Intel executives also acknowledged that the company owes its good fortunes primarily to the astonishing recovery of the PC market and, to a lesser extent, the fact that notebook systems are now outselling desktops. Intel President and CEO Paul Otellini said the company now expects 2009 PC volume to be flat to up slightly compared with 2008, a significant change from the industry's views six months ago.

"I think you are seeing, inside of that, Intel do well because of the shift to notebooks, where we enjoy a higher market segment share than we do in desktops," Otellini said.

Market research firm iSuppli continues to predict that 2009 PC unit shipments will be down 4 percent compared to last year. ISuppli estimates that Intel held 80.6 percent of global microprocessor market share as of the second quarter. {pagebreak}Despite continual efforts to diversify, as the PC market goes, so goes Intel. Otellini acknowledged as much Tuesday when he said he doesn't believe Intel can grow much above the PC growth rate. He said the company has picked up market share during the course of the year and may pick up more in the fourth quarter. "At the end of the day, we need the volume," he said. "We need the PC market to grow."

Things could get even better for Intel next year. The relative strength of the PC market in the third and fourth quarters has been due mainly to consumer purchases, with enterprise buyers still too cautious to spend on PC upgrades, according to the Intel executives.

Otellini declined to give an estimate for total PC sales growth next year. But he said most third-party forecasters are projecting that sales would increase by more than 10 percent. Intel wouldn't argue with those forecasts, he said.

"We remain encouraged that corporate PC sales will improve and recover some in 2010, potentially a baton handoff to the next growth driver," Berger said.

While enterprise servers have been relatively strong, sales of client-side PCs to enterprise customers have been very light, Otellini said. When the enterprise spending comes back, presumably early next year, the market situation could be even better.

"The compelling value for a refresh is there," Otellini said. "Machines that are four and five years old—which is the average fleet age right now—are costing more to keep than to buy new machines."

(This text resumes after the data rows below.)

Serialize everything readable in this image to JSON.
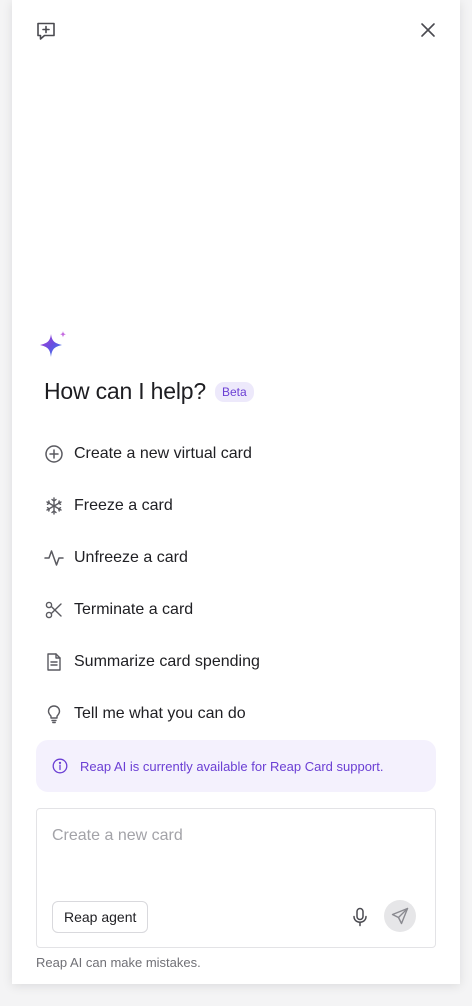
{
  "header": {
    "new_chat_icon": "message-plus-icon",
    "close_icon": "close-icon"
  },
  "hero": {
    "icon": "sparkle-icon",
    "title": "How can I help?",
    "badge": "Beta"
  },
  "suggestions": [
    {
      "icon": "plus-circle-icon",
      "label": "Create a new virtual card"
    },
    {
      "icon": "snowflake-icon",
      "label": "Freeze a card"
    },
    {
      "icon": "activity-icon",
      "label": "Unfreeze a card"
    },
    {
      "icon": "scissors-icon",
      "label": "Terminate a card"
    },
    {
      "icon": "document-icon",
      "label": "Summarize card spending"
    },
    {
      "icon": "lightbulb-icon",
      "label": "Tell me what you can do"
    }
  ],
  "info_banner": {
    "icon": "info-icon",
    "text": "Reap AI is currently available for Reap Card support."
  },
  "composer": {
    "placeholder": "Create a new card",
    "value": "",
    "agent_label": "Reap agent",
    "mic_icon": "microphone-icon",
    "send_icon": "send-icon"
  },
  "footer": {
    "disclaimer": "Reap AI can make mistakes."
  },
  "colors": {
    "accent": "#6b3fd4",
    "badge_bg": "#ede9fb",
    "banner_bg": "#f4f1fd",
    "icon_gray": "#5a5a60"
  }
}
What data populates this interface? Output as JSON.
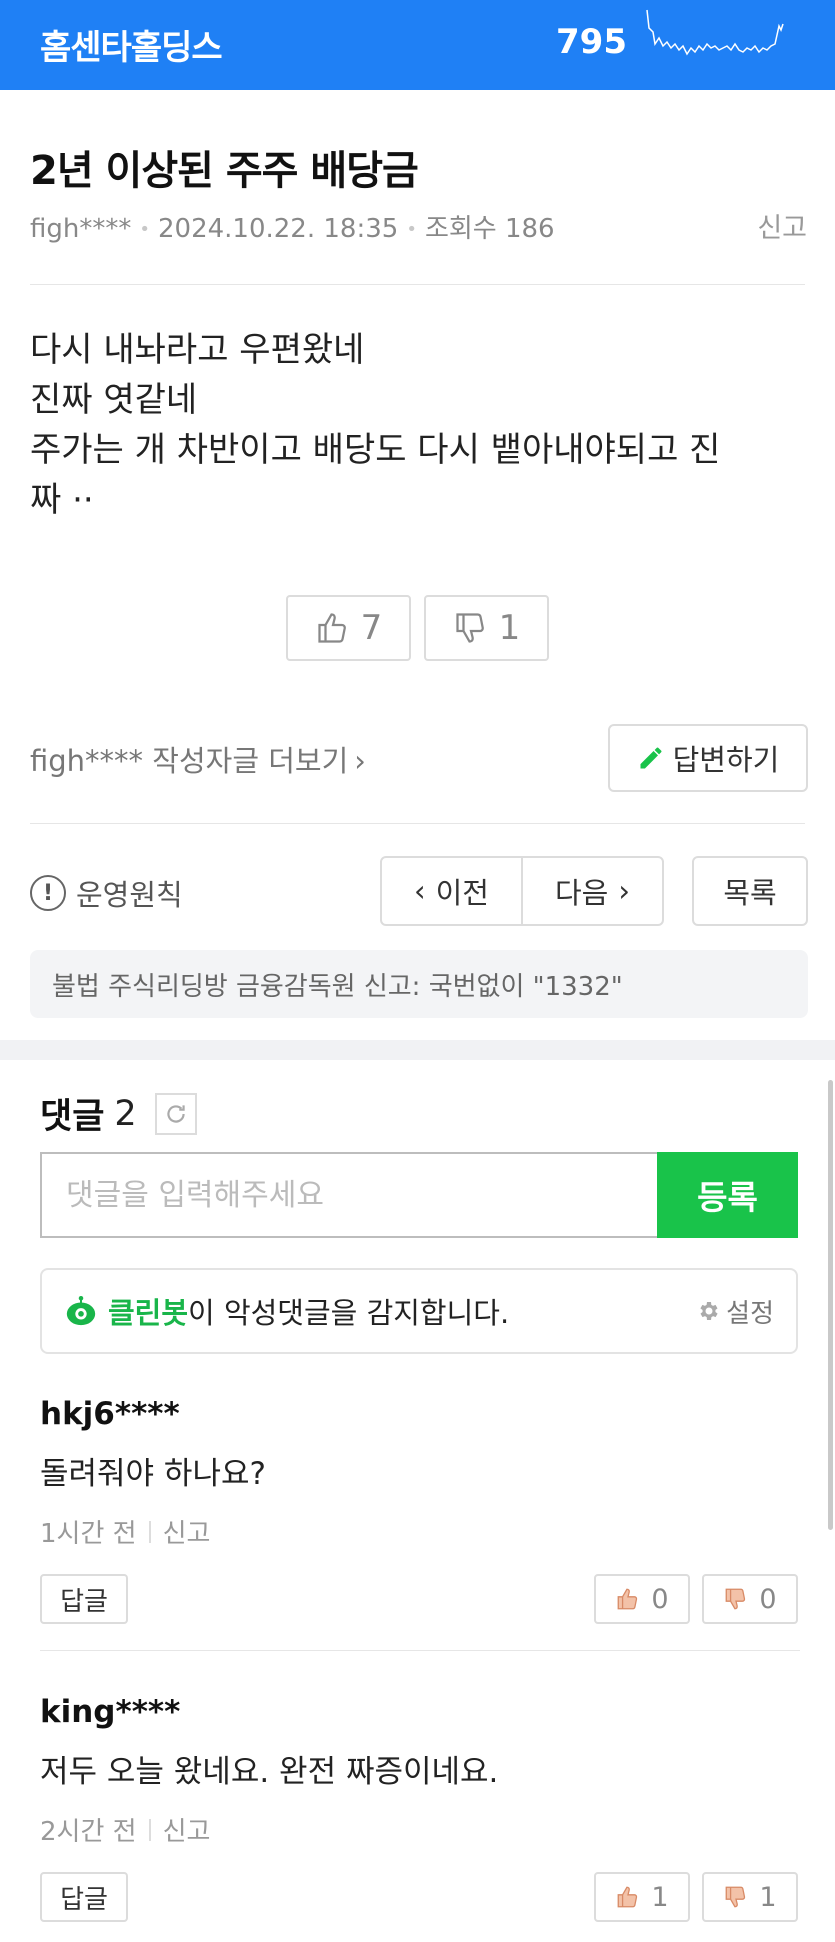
{
  "header": {
    "stock_name": "홈센타홀딩스",
    "price": "795",
    "background_color": "#1f80f5"
  },
  "post": {
    "title": "2년 이상된 주주 배당금",
    "author": "figh****",
    "date": "2024.10.22. 18:35",
    "views": "조회수 186",
    "report_label": "신고",
    "body_lines": [
      "다시 내놔라고 우편왔네",
      "진짜 엿같네",
      "주가는 개 차반이고 배당도 다시 뱉아내야되고 진",
      "짜 ··"
    ],
    "likes": "7",
    "dislikes": "1",
    "author_more_label": "figh**** 작성자글 더보기",
    "reply_label": "답변하기"
  },
  "nav": {
    "rules_label": "운영원칙",
    "prev_label": "이전",
    "next_label": "다음",
    "list_label": "목록"
  },
  "notice": {
    "text": "불법 주식리딩방 금융감독원 신고: 국번없이 \"1332\""
  },
  "comments": {
    "label": "댓글",
    "count": "2",
    "input_placeholder": "댓글을 입력해주세요",
    "submit_label": "등록",
    "cleanbot_brand": "클린봇",
    "cleanbot_message": "이 악성댓글을 감지합니다.",
    "settings_label": "설정",
    "accent_color": "#19c34a",
    "items": [
      {
        "user": "hkj6****",
        "text": "돌려줘야 하나요?",
        "time": "1시간 전",
        "report": "신고",
        "reply": "답글",
        "likes": "0",
        "dislikes": "0"
      },
      {
        "user": "king****",
        "text": "저두 오늘 왔네요. 완전 짜증이네요.",
        "time": "2시간 전",
        "report": "신고",
        "reply": "답글",
        "likes": "1",
        "dislikes": "1"
      }
    ]
  }
}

Otellini wouldn't hazard a guess for when enterprise buys would return, saying it would depend on whether CEOs and CFOs decided to "open the checkbook" when setting capex budgets for 2010. He added that Intel itself plans to buy a significant number of PCs next year because its fleet is aging.

"I suspect that a lot of other companies are coming to that same conclusion," Otellini said.

On Wednesday, analysts applauded Intel's third-quarter results and fourth-quarter outlook.

Daniel Amir, a semiconductor analyst at Lazard Capital Markets, raised his firm's price target on Intel's shares to $26 from $25. Berger raised his firm's price target on Intel shares to $27 and reiterated a rating of "market perform." Berger also raised his estimate for Intel's fourth quarter earnings to between 39 and 46 cents per share, which he said was significantly higher than Wall Street's estimate of 34 cents per share.

Hans Mosesmann, an analyst with Raymond James Equity Research, raised his firm's price target for Intel to $30 from $26 and reiterated its "outperform" rating on the stock. Mosesmann said Intel is executing in "exemplary fashion in 2009" and praised management for strategic and tactical steadiness through a difficult early part of the year.

Intel's shares traded at $20.49 in early morning trading Wednesday, up from Tuesday's closing price of $20.40.